Data range: 0≤n≤1000
Requirements: space complexity O(1), time complexity O(n).
For example, when entering the linked list {1,2,3},
After inversion, the original linked list becomes {3,2,1}, so the corresponding output is {3,2,1}.
The above conversion process is shown in the figure below:
示例1
输入:
{1,2,3}
返回值:
{3,2,1}
示例2
输入:
{}
返回值:
{}
说明:
空链表则输出空 Idea description: In order to reverse the linked list, simply put, it is to modify the next value of the node. If we use cur to record the current node, then when modifying the point, we need to know its previous node ( pre) and the next node (curNext), because once the pointing modification is completed, the subsequent node will not be found, so we need to record it. So we first record the next node of the current node, then point the next of the current node cur to pre, and let the pre move backward, that is, pre=cur; then let cur point to the curNext of the record, until the entire traversal linked list.
AC code:
/*
public class ListNode {
int val;
ListNode next = null;
ListNode(int val) {
this.val = val;
}
}*/
public class Solution {
public ListNode ReverseList(ListNode head) {
ListNode cur=head;
ListNode pre=null;
while(cur!=null){
ListNode curNext=cur.next;
cur.next=pre;
pre=cur;
cur=curNext;
}
return pre;
}
}
2. Delete the last nth node of the linked list
describe
Given a linked list, delete the last nth node of the linked list and return the head pointer of the linked list
For example, the given linked list is: 1→2→3→4→5, n=2.
Delete the last nth node of the linked list After that, the linked list becomes 1→2→3→5.
Data range: The length of the linked list is 0≤n≤1000, and the value of any node in the linked list satisfies 0≤val≤100
Requirements: Space complexity O(1), time complexity O(n)
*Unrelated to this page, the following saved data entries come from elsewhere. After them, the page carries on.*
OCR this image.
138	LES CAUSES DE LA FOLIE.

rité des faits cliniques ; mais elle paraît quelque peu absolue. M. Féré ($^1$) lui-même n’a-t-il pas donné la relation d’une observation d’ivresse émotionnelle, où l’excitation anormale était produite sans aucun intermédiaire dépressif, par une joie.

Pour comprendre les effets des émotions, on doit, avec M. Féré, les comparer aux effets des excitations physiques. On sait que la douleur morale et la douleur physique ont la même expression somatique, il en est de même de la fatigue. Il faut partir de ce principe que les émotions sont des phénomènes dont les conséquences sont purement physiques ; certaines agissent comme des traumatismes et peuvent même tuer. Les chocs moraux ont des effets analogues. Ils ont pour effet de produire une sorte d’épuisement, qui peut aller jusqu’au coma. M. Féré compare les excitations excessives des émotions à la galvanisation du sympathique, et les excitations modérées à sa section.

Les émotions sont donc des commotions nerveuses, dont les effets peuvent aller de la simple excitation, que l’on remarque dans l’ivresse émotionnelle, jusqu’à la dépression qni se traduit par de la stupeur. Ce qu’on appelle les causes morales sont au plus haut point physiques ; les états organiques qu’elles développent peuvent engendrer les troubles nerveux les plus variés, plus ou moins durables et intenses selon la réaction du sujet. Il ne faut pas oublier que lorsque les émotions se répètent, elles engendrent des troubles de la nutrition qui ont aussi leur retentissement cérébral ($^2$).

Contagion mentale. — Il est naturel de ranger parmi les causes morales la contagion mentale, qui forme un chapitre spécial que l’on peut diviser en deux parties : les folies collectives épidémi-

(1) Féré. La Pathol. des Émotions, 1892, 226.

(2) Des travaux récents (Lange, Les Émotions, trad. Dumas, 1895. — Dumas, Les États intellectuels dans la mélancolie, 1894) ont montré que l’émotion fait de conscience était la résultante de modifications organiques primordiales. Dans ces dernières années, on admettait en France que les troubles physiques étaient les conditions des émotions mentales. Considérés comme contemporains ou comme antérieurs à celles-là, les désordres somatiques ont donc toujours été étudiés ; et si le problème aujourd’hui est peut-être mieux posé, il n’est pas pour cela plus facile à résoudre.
Remarks: The title guarantees that n must be valid
示例1
输入:
{1,2},2
返回值:
{2}Idea description: First of all, it is necessary to judge the void, otherwise there is no need to proceed. The operation of deleting a node in the linked list is relatively simple, just let the next node of the previous node of the node point to the next node of the node. The key to this question is how to find this node. Since it is reciprocal, we need to calculate the length of the linked list, just write a size function. Then convert the reciprocal into a positive number, define a newSize=size(head)- n; to get the positive node position, and then delete it!
AC code:
import java.util.*;
/*
* public class ListNode {
* int val;
* ListNode next = null;
* }
*/
public class Solution {
/**
*
* @param head ListNode类
* @param n int整型
* @return ListNode类
*/
public ListNode removeNthFromEnd (ListNode head, int n) {
if(head==null){
return null;
}
ListNode cur=head;
ListNode pre =null;
int newSize=size(head)-n;
while(cur!=null&&newSize!=0){
pre=cur;
cur=cur.next;
newSize--;
}
if(cur!=head){
pre.next=cur.next;
}else{
head=cur.next;
}
return head;
}
public int size(ListNode head){
int size=0;
ListNode cur=head;
while(cur!=null){
cur=cur.next;
size++;
}
return size;
}
}3. Determine whether a linked list is a palindrome structure
describe
Given a linked list, please determine whether the linked list is a palindrome.
A palindrome means that the string is exactly the same in both forward and reverse order.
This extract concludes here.